Trump is the fascist shadow that has been lurking in the dark since Nixon’s Southern Strategy. Authoritarianism has now become viral in America, pursuing new avenues to spread its toxic ideology of bigotry, cruelty, and greed into every facet of society. Its legions of “alt-right” racists, misogynists, and xenophobic hate-mongers now expose themselves publicly, without apology, knowing full well that they no longer have to use code for their hatred of all those who do not fit into their white-supremacist and ultra-nationalist script.[i]
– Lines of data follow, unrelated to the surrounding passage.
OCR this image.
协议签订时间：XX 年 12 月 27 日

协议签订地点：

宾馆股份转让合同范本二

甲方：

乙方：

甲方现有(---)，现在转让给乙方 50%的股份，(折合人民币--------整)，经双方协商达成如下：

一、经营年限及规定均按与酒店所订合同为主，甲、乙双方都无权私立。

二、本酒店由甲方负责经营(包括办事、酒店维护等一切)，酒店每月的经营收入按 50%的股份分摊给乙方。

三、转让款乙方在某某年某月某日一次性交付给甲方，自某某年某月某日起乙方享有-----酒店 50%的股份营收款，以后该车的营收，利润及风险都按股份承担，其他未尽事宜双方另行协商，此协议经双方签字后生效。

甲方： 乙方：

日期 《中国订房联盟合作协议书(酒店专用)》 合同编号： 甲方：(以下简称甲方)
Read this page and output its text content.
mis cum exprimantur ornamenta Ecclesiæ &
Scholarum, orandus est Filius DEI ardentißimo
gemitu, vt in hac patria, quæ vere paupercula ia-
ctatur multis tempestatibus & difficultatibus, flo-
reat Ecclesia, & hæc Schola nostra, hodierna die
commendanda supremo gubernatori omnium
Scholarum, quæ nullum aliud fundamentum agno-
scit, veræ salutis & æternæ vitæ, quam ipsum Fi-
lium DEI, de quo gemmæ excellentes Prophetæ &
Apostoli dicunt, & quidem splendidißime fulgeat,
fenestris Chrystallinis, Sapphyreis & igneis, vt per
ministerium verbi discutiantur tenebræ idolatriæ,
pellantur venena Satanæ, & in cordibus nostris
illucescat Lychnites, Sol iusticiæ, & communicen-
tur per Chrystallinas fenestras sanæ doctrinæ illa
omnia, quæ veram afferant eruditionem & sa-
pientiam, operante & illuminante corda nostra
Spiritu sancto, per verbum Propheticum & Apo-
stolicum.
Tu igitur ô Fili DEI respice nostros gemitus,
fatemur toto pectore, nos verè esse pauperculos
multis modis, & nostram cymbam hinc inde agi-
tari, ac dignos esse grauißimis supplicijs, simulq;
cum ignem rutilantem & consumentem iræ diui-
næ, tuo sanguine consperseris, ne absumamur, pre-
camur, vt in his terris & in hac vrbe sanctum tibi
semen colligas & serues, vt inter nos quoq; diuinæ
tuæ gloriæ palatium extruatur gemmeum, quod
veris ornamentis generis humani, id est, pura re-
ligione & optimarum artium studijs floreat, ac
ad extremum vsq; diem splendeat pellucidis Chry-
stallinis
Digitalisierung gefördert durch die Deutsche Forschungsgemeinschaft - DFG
Trump’s victory makes clear that the economic crisis and the misery it has spurred has not been matched by an ideological crisis– a crisis of ideas, education, and values. Critical analysis and historical memory have given way to a culture of spectacles, sensationalism, and immediacy.[ii] Dangerous memories are now buried in a mass bombardment of advertisements, state sanctioned lies, and a political theater of endless spectacles. The mainstream media is now largely an adjunct of the entertainment industries and big corporations. Within the last 40 years training has taken the place of critical education, and the call for job skills has largely replaced critical thinking. Without an informed public, there is no resistance in the name of democracy and justice; nor is there a model of individual and collective agency rising to such an occasion. Of course, power is never entirely on the side of domination, and in this coming era of acute repression, we will have to redefine politics, reclaim the struggle to produce meaningful educational visions and practices, find new ways to change individual and collective consciousness, take seriously the need to engage in meaningful dialogue with people left out of the political landscape, and overcome the factionalism of single-issue movements in order to build broad based social movements.